E dist al rei : or ne vus esmaiez , Ch. de Rol. III
XIIIe s.
Seigneur, fait il, escoutés, je vous loeroie [conseillerais] une chose, se vous vos i accordez , VILLEH. , XXV
Si qu'à Dieu et au siecle la bonté de vous pere [paraisse] , Berte, IV
XVe s.
Ces gens d'armes vous commencerent à abatre ces Flamands , FROISS. , II, 2, 184
Lettres du roy seellées de son grant seel, données ce dict jour, 7e jour de juillet, ainsi signées : Jean Millet, soubs la congregation de ceux qui avoient esté audit conseil, c'est à sçavoir le duc de Bourgogne, le connestable de France, vous le chancelier d'Acquitaine, le chancellier de Bourgongne et plusieurs autres [en ces lettres, vous le chancelier signifie le chancelier] , MONSTREL. , t. I, ch. 105, dans LACURNE
XVIe s.
Et à vous rien que vous ne se doit egaler , DESPORTES , Élégies, I, 17
Si j'avois la force de mesme le couraige, je vous les plumeroys comme ung canart , RAB. , Garg. I, 42
Elle vous avoit un corset.... , MAROT , I, 201
Donc puis qu'amour m'a voulu arrester Pour vous servir, plaise vous me traiter, Comme voudriez vous-mesme estre traitée, Si vous estiez par amour arrestée , MAROT , I, 351
Vous me povez faire heureux devenir, En vous daignant vous souvenir , SAINT-GELAIS , 125
Quant au trespas, sça' vous [savez-vous] quand ce sera ? , DU BELL. , VII, 26, verso.
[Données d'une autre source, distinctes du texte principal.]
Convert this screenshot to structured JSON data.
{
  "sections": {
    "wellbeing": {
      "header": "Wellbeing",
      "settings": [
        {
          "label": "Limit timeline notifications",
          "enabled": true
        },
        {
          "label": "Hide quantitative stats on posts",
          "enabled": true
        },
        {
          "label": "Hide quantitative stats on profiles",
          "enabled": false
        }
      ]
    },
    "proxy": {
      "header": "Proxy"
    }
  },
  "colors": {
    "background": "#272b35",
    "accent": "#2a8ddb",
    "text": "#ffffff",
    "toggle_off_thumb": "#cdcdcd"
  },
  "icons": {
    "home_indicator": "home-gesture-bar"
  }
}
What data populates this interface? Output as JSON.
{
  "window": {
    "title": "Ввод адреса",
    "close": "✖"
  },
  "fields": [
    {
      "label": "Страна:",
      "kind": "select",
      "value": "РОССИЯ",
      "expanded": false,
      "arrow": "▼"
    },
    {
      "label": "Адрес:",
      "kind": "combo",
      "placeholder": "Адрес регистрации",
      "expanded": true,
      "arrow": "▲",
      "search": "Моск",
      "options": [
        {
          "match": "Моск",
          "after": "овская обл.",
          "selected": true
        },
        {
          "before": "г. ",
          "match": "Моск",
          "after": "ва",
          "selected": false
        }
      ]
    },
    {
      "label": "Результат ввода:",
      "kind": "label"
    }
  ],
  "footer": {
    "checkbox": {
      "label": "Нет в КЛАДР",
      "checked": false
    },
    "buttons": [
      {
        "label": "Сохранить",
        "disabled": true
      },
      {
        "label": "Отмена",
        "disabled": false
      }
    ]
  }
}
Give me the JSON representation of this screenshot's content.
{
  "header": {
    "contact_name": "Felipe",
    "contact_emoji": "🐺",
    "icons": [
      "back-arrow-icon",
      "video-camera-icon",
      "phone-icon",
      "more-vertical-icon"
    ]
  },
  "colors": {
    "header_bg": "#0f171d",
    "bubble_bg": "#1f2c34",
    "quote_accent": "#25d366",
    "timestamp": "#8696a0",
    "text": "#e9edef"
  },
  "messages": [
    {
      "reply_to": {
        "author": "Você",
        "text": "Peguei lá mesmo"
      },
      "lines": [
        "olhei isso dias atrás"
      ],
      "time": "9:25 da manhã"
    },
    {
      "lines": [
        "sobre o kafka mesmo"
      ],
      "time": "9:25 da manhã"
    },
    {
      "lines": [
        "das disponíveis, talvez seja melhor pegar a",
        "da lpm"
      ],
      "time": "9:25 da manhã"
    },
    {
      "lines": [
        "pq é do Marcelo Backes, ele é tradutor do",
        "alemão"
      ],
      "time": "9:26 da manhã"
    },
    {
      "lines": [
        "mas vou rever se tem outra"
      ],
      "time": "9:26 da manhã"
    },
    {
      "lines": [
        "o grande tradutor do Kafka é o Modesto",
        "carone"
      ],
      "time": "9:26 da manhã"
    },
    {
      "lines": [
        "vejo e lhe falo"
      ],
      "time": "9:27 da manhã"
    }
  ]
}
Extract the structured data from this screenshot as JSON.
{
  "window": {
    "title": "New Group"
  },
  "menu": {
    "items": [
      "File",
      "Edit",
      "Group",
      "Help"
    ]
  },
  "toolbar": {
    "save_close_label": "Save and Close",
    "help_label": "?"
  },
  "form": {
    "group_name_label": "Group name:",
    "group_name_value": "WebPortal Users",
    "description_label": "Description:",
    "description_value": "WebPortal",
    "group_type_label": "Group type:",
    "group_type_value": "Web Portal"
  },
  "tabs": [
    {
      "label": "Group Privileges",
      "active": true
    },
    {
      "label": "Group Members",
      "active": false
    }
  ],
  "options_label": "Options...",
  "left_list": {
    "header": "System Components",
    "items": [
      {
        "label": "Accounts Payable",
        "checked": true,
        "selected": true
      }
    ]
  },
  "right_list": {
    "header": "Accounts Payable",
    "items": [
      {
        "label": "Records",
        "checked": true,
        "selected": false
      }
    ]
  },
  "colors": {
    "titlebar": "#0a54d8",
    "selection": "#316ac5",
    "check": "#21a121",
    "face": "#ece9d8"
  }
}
Quelle raison av'ous [avez-vous], quant à ce poinct, De commander qu'on ne vous ayme point ? , DU BELL. , VII, 30, verso.
Pourquoy foulez-vous mon peuple, et froissez la face des pauvres ? , LANOUE , 14
Wallon et bourg. vo ; picard, vos ; prov. esp. et port. vos ; ital. voi : du lat. vos ;du grec vous deux ; sanscr. vas. VOUS. - REM. Ajoutez : 4. Avec un verbe à l'impératif, vous ne se met pas. Cependant Régnier a écrit : Il me dit : vous soyez, monsieur, le bien venu ! Sat. X. Cela n'est plus usité.